Это были поросята — невинные, откормленные и зажаренные на вертеле поросята, но люди несли их в лагерь так, как в древние времена они носили д л и н н у ю с в и н ь ю. Надо вам сказать, что длинная свинья — это вовсе не свинья. Длинная свинья — это полинезийское название человеческого мяса. И вот теперь эти потомки людоедов во главе с сыном короля несли к столу поросят с теми же обрядами, как их прадеды носили убитых врагов. Иногда процессия приостанавливалась, чтобы дать возможность несущим издать ужасные возгласы победы, презрения к врагу и предвкушения гастрономических наслаждений. Только два поколения назад Мелвилл был свидетелем, как несли таким образом обернутые в листья тела убитых гаппарских воинов на пиршество в Тай. Там же Мелвилл в другой раз обратил внимание на «сосуд странной формы» и, заглянув в него, увидел «в беспорядке набросанные части человеческого остова, совсем свежие, с обрывками мускулов и сухожилий».
Многие высокоцивилизованные люди склонны считать каннибализм чуть ли не сказкой: им, может быть, неприятно думать, что их собственные предки упражнялись в нем. Капитан Кук тоже скептически относился к этому вопросу, пока однажды у берегов Новой Зеландии ему не принесли на его судно премилую, высушенную на солнце, человеческую голову. По приказанию Кука, от нее отрезали кусочек и предложили туземцу, который съел его с жадностью. Как видите, капитан Кук был настоящим эмпириком. Во всяком случае, он дал науке конкретный факт, в котором она сильно нуждалась. Конечно, он не подозревал в то время о существовании небольшой группы островов, за несколько тысяч миль, где впоследствии возникло довольно курьезное судебное разбирательство. Один престарелый вождь из племени Мауи, судился за клевету, так как утверждал, что его тело является живой гробницей для большого пальца ноги капитана Кука.

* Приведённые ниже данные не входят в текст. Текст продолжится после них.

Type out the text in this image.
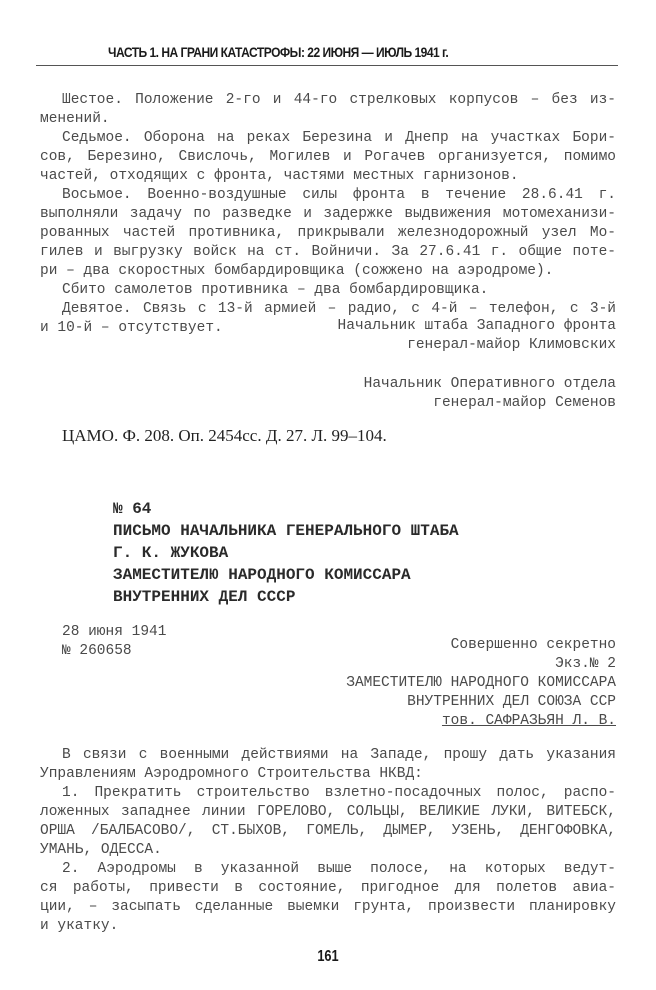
ЧАСТЬ 1. НА ГРАНИ КАТАСТРОФЫ: 22 ИЮНЯ — ИЮЛЬ 1941 г.
Шестое. Положение 2-го и 44-го стрелковых корпусов – без из-
менений.
Седьмое. Оборона на реках Березина и Днепр на участках Бори-
сов, Березино, Свислочь, Могилев и Рогачев организуется, помимо
частей, отходящих с фронта, частями местных гарнизонов.
Восьмое. Военно-воздушные силы фронта в течение 28.6.41 г.
выполняли задачу по разведке и задержке выдвижения мотомеханизи-
рованных частей противника, прикрывали железнодорожный узел Мо-
гилев и выгрузку войск на ст. Войничи. За 27.6.41 г. общие поте-
ри – два скоростных бомбардировщика (сожжено на аэродроме).
Сбито самолетов противника – два бомбардировщика.
Девятое. Связь с 13-й армией – радио, с 4-й – телефон, с 3-й
и 10-й – отсутствует.	Начальник штаба Западного фронта
генерал-майор Климовских
Начальник Оперативного отдела
генерал-майор Семенов
ЦАМО. Ф. 208. Оп. 2454сс. Д. 27. Л. 99–104.
№ 64
ПИСЬМО НАЧАЛЬНИКА ГЕНЕРАЛЬНОГО ШТАБА
Г. К. ЖУКОВА
ЗАМЕСТИТЕЛЮ НАРОДНОГО КОМИССАРА
ВНУТРЕННИХ ДЕЛ СССР
28 июня 1941
№ 260658	Совершенно секретно
Экз.№ 2
ЗАМЕСТИТЕЛЮ НАРОДНОГО КОМИССАРА
ВНУТРЕННИХ ДЕЛ СОЮЗА ССР
тов. САФРАЗЬЯН Л. В.
В связи с военными действиями на Западе, прошу дать указания
Управлениям Аэродромного Строительства НКВД:
1. Прекратить строительство взлетно-посадочных полос, распо-
ложенных западнее линии ГОРЕЛОВО, СОЛЬЦЫ, ВЕЛИКИЕ ЛУКИ, ВИТЕБСК,
ОРША /БАЛБАСОВО/, СТ.БЫХОВ, ГОМЕЛЬ, ДЫМЕР, УЗЕНЬ, ДЕНГОФОВКА,
УМАНЬ, ОДЕССА.
2. Аэродромы в указанной выше полосе, на которых ведут-
ся работы, привести в состояние, пригодное для полетов авиа-
ции, – засыпать сделанные выемки грунта, произвести планировку
и укатку.
161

Говорят, что истцам так и не удалось доказать, что старый вождь не съел большого пальца путешественника, и процесс был ими проигран.
Пожалуй, в наши упадочные дни мне не удастся видеть, как едят д л и н н у ю с в и н ь ю; но я уже заполучил доподлинную маркизанскую чашу, возрастом более ста лет, овальной формы, любопытно выточенную, из которой была выпита кровь двух капитанов. Один из этих капитанов был весьма непорядочный человек. Он продал одному из маркизанских вождей старый, гнилой морской вельбот за новый, покрасив его предварительно в белый цвет. Как только капитан уехал, вельбот, конечно, развалился. Но капитану чрезвычайно повезло. Через некоторое время он потерпел крушение как раз у этого острова. Маркизанский вождь был весьма слабо осведомлен по части бухгалтерии, но у него было твердое первобытное понятие о честности и такое же первобытное ощущение необходимости экономии в природе. Он сбалансировал свой счёт, съев человека, который его надул.